Even some venues with higher levels of human waste, like Guanabara Bay, present only minimal risk because athletes sailing or windsurfing in them will have limited contact with potential contamination, they add.
Still, Olympic officials concede that their efforts have not addressed a fundamental problem: Much of the sewage and trash produced by the region’s 12 million inhabitants continues to flow untreated into Rio’s waters.
“Our biggest plague, our biggest environmental problem, is basic sanitation,” said Andrea Correa, the top environmental official in the state of Rio de Janeiro. “The Olympics has woken people up to the problem.”
Foreign athletes preparing for the Games have long expressed concern that waterborne illnesses could thwart their Olympic dreams. An investigation by The Associated Press last year recorded disease-causing viruses in some tests that were 1.7 million times the level of what would be considered hazardous on a Southern California beach.
“We just have to keep our mouths closed when the water sprays up,” said Afrodite Zegers, 24, a member of the Dutch sailing team, which has been practicing in Guanabara Bay.
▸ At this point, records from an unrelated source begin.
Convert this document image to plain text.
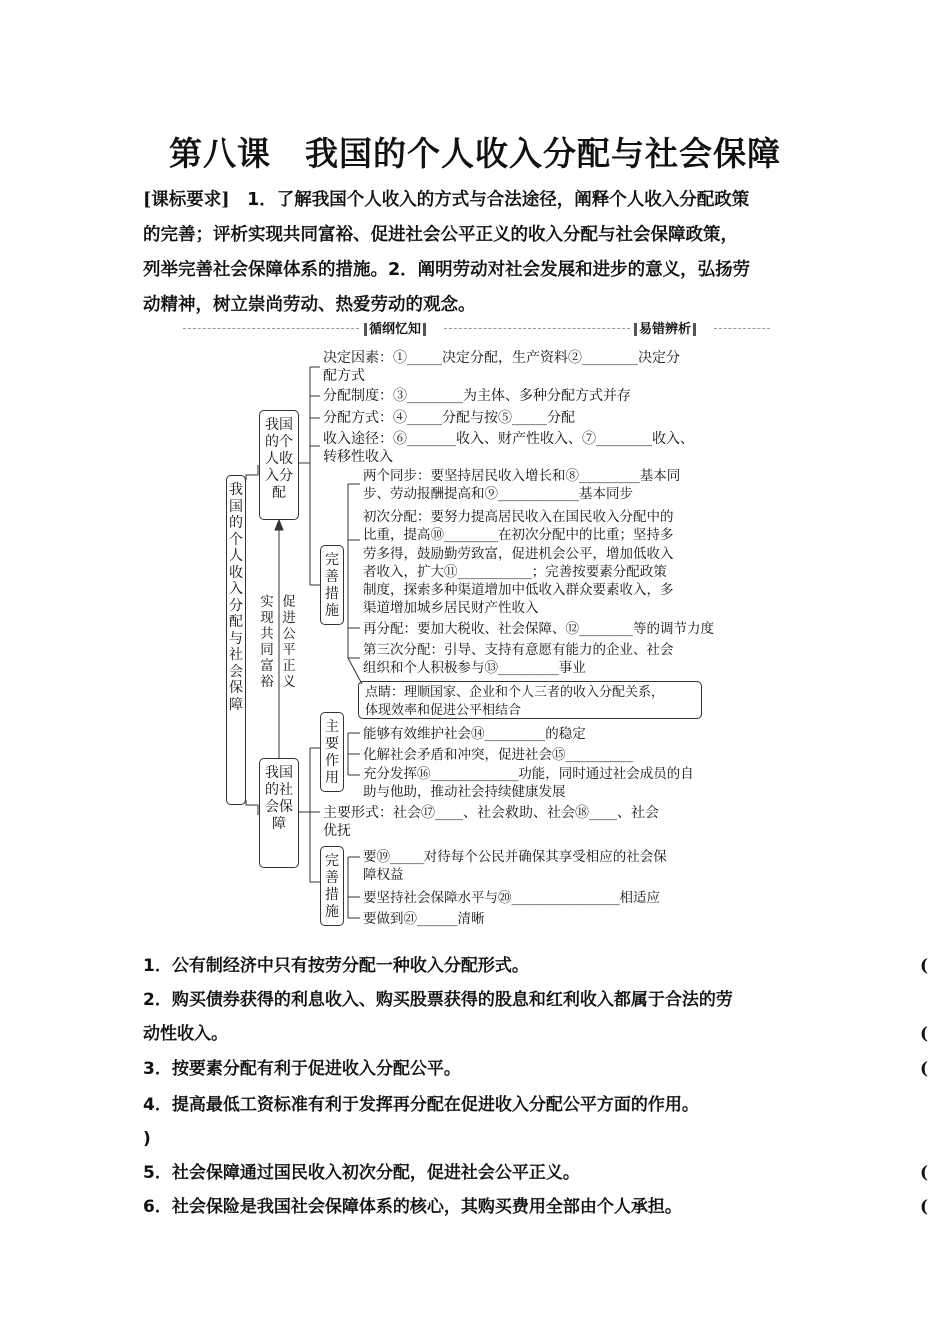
第八课　我国的个人收入分配与社会保障
[课标要求]　 1．了解我国个人收入的方式与合法途径，阐释个人收入分配政策
的完善；评析实现共同富裕、促进社会公平正义的收入分配与社会保障政策，
列举完善社会保障体系的措施。2．阐明劳动对社会发展和进步的意义，弘扬劳
动精神，树立崇尚劳动、热爱劳动的观念。
循纲忆知	易错辨析
我国的个人收入分配与社会保障
实现共同富裕
促进公平正义
我国的个人收入分配
完善措施
我国的社会保障
主要作用
完善措施
决定因素：①_____决定分配，生产资料②________决定分
配方式
分配制度：③________为主体、多种分配方式并存
分配方式：④_____分配与按⑤_____分配
收入途径：⑥_______收入、财产性收入、⑦________收入、
转移性收入
两个同步：要坚持居民收入增长和⑧_________基本同
步、劳动报酬提高和⑨____________基本同步
初次分配：要努力提高居民收入在国民收入分配中的
比重，提高⑩________在初次分配中的比重；坚持多
劳多得，鼓励勤劳致富，促进机会公平，增加低收入
者收入，扩大⑪___________；完善按要素分配政策
制度，探索多种渠道增加中低收入群众要素收入，多
渠道增加城乡居民财产性收入
再分配：要加大税收、社会保障、⑫________等的调节力度
第三次分配：引导、支持有意愿有能力的企业、社会
组织和个人积极参与⑬_________事业
点睛：理顺国家、企业和个人三者的收入分配关系，
体现效率和促进公平相结合
能够有效维护社会⑭_________的稳定
化解社会矛盾和冲突，促进社会⑮__________
充分发挥⑯_____________功能，同时通过社会成员的自
助与他助，推动社会持续健康发展
主要形式：社会⑰____、社会救助、社会⑱____、社会
优抚
要⑲_____对待每个公民并确保其享受相应的社会保
障权益
要坚持社会保障水平与⑳________________相适应
要做到㉑______清晰
1．公有制经济中只有按劳分配一种收入分配形式。	(
2．购买债券获得的利息收入、购买股票获得的股息和红利收入都属于合法的劳
动性收入。	(
3．按要素分配有利于促进收入分配公平。	(
4．提高最低工资标准有利于发挥再分配在促进收入分配公平方面的作用。
)
5．社会保障通过国民收入初次分配，促进社会公平正义。	(
6．社会保险是我国社会保障体系的核心，其购买费用全部由个人承担。	(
Some athletes here for the Games and other competitions have been felled by gastrointestinal illness, including members of the Spanish and Austrian sailing teams. During a surfing competition here last year, about a quarter of the participants were sidelined by nausea and diarrhea, organizers said.
Officials have been grappling with a welter of challenges as they scramble for the opening ceremony on Aug. 5. The Zika virus epidemic has dampened foreign ticket sales, crime is soaring, and the federal government has been paralyzed by the impeachment proceedings against Brazil’s president, Dilma Rousseff.
Last month, the acting governor of Rio de Janeiro, Francisco Dornelles, declared a state of emergency, claiming that a lack of money threatened “a total collapse in public security, health, education, transport and environmental management.”
Still, Olympic organizers say the sports venues are nearly complete, and the federal government has provided emergency funds to the state. Many athletes expect the Games to proceed without serious complications.
The city’s contaminated waterways, however, are another matter.
“It’s disgusting,” said Nigel Cochrane, a coach for the Spanish women’s sailing team. “We’re very concerned.”
For many, the sewage crisis is emblematic of the corruption and mismanagement that have long hobbled Brazil, Latin America’s largest country.
Rio officials claim to have spent billions of dollars on sewage treatment systems since the 1990s, but few are functioning.
In its 2009 bid for these Games, Brazil pledged to spend $4 billion to clean up 80 percent of the sewage that flows untreated into the bay. In the end, the state government spent just $170 million, citing a budget crisis, officials said.
Most of the money in the state’s sanitation budget has been spent on trash-collecting boats and portable berms to stop the sludge and debris that flow into the bay.
Critics say they are cosmetic measures.
“They can try to block big items like sofas and dead bodies, but these rivers are pure sludge, so the bacteria and viruses are going to just pass through,” said Stelberto Soares, a municipal engineer who has spent three decades addressing the city’s sanitation crisis.
Mr. Soares said he laughed when he heard officials promise to tackle the sewage problem before the Games.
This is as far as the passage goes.